Entre atas, indicadores e validações jurídicas, uma entidade formada por voluntários decidiu colocar no papel aquilo que, até então, era conduzido muito mais pela prática do que pela formalização. A ABRH Regional Sul Catarinense lançou sua Cartilha de Governança com a proposta de consolidar regras, responsabilidades e critérios claros para a atuação das diretorias, e, principalmente, garantir que decisões estratégicas tenham respaldo institucional.
A iniciativa da entidade que congrega profissionais de gestão de pessoas e lideranças empresariais nasce da necessidade de estabelecer diretrizes, responsabilidades e alçadas bem definidas, pontua a presidente, Tânia Aquino. “A cartilha busca inspiração em boas práticas para assegurar ética, integridade e sustentabilidade das operações da Regional. Esse instrumento demonstra também a visão estratégica da nossa instituição, e passa a mensagem de que a gestão de pessoas necessita e merece ser vista como essencial dentro das organizações”, explica.
A formalização da cartilha tornou-se essencial para fortalecer o modelo colegiado de direção e decisão adotado pela entidade. A proposta é evitar decisões isoladas e assegurar que deliberações de impacto sejam documentadas e submetidas ao órgão competente, destaca o diretor jurídico da ABRH Sul Catarinense, que liderou o projeto de concepção do documento, Alexandre Ferreira dos Santos. “A formalização garante que o processo funcione com transparência e profissionalismo”, pontua.
Quatro pilares
O principal objetivo da Cartilha de Governança é formalizar a postura ética e equânime da Regional, consolidando quatro pilares fundamentais da governança: transparência, equidade, prestação de contas e responsabilidade corporativa.
Na prática, isso significa disponibilizar informações de forma clara e oportuna, assegurar tratamento justo a todos os stakeholders, demonstrar regularmente os resultados da gestão aos associados e atuar com compromisso econômico, social e ambiental.
O que muda na prática
Com a implementação do documento, decisões consideradas de valor substancial passam a exigir validação da Diretoria Jurídica e da Vice-Presidência Financeira, além de registro obrigatório em documentos oficiais. A medida reforça a rastreabilidade e a segurança dos atos administrativos.
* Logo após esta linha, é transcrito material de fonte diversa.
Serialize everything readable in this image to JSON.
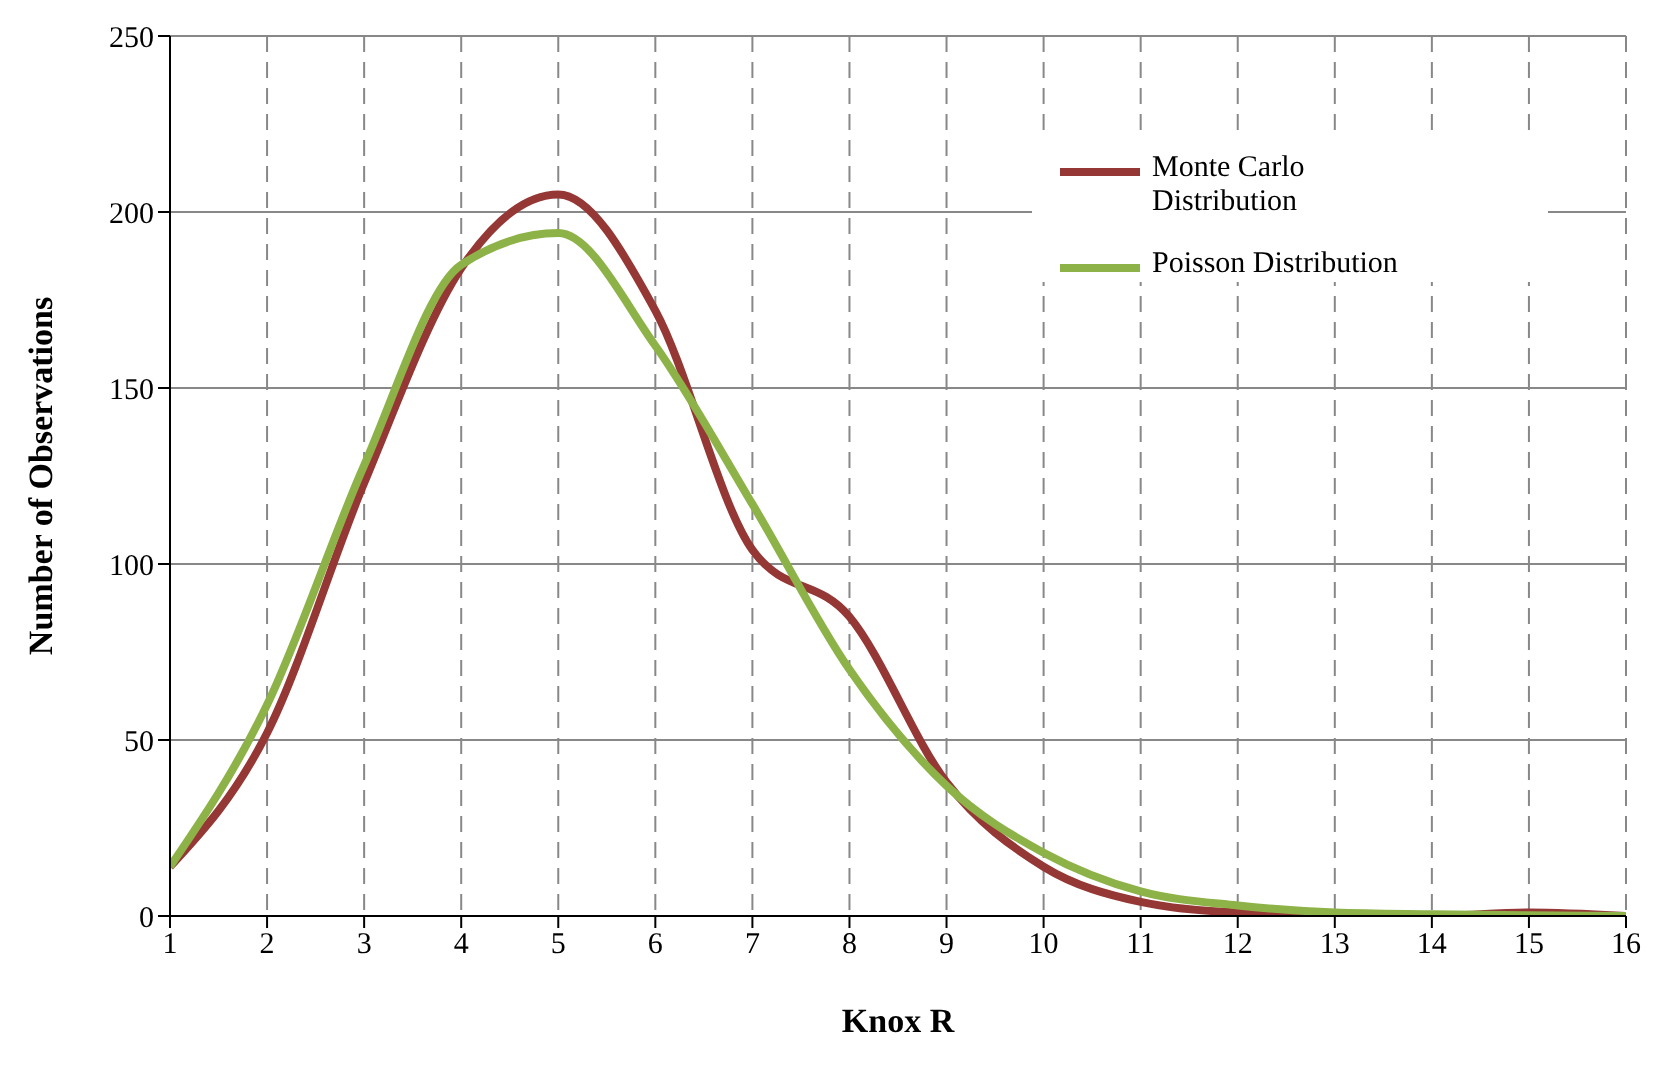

Outra mudança é a segregação de funções: nenhum membro voluntário poderá responder por duas diretorias simultaneamente, evitando sobreposição de papéis e conflitos de interesse. Além disso, o desempenho das diretorias será acompanhado por indicadores de mercado definidos anualmente, alinhados ao planejamento estratégico.
Posicionamento regional
Para Alexandre, a iniciativa posiciona a entidade como referência em boas práticas de governança, compliance e ética no Sul do Estado. “A Regional inclui na agenda permanente os debates sobre alçadas, papéis e responsabilidades de seus membros, conferindo mais transparência em seu posicionamento perante a comunidade em que atua”, afirma. Ele ressalta que a medida consolida a entidade como uma liderança madura e confiável no Sul de Santa Catarina.
O impacto direto para os associados, segundo o diretor jurídico, é a garantia de uma gestão eficiente e transparente. A cartilha reforça a reputação técnica e de conduta da entidade, assegurando que informações relevantes sejam compartilhadas com clareza.
Documento vivo
A Cartilha da Governança prevê revisão anual e atualização sempre que houver mudanças na estrutura organizacional, nas normas de compliance ou nas políticas estratégicas da Regional ou do sistema ABRH Nacional.
Para o presidente estadual da entidade, Diego Martins, governança não significa rigidez excessiva, mas sim direção e clareza. “Ela organiza, estrutura e garante que nossas decisões estejam alinhadas ao propósito maior da ABRH-SC”, afirma em mensagem na publicação.
Ao resumir a importância da iniciativa, Alexandre define: “A Cartilha de Governança é o primeiro alicerce de boa governança, que garante transparência, segurança jurídica e a sustentabilidade do legado da ABRH – Regional Sul Catarinense”.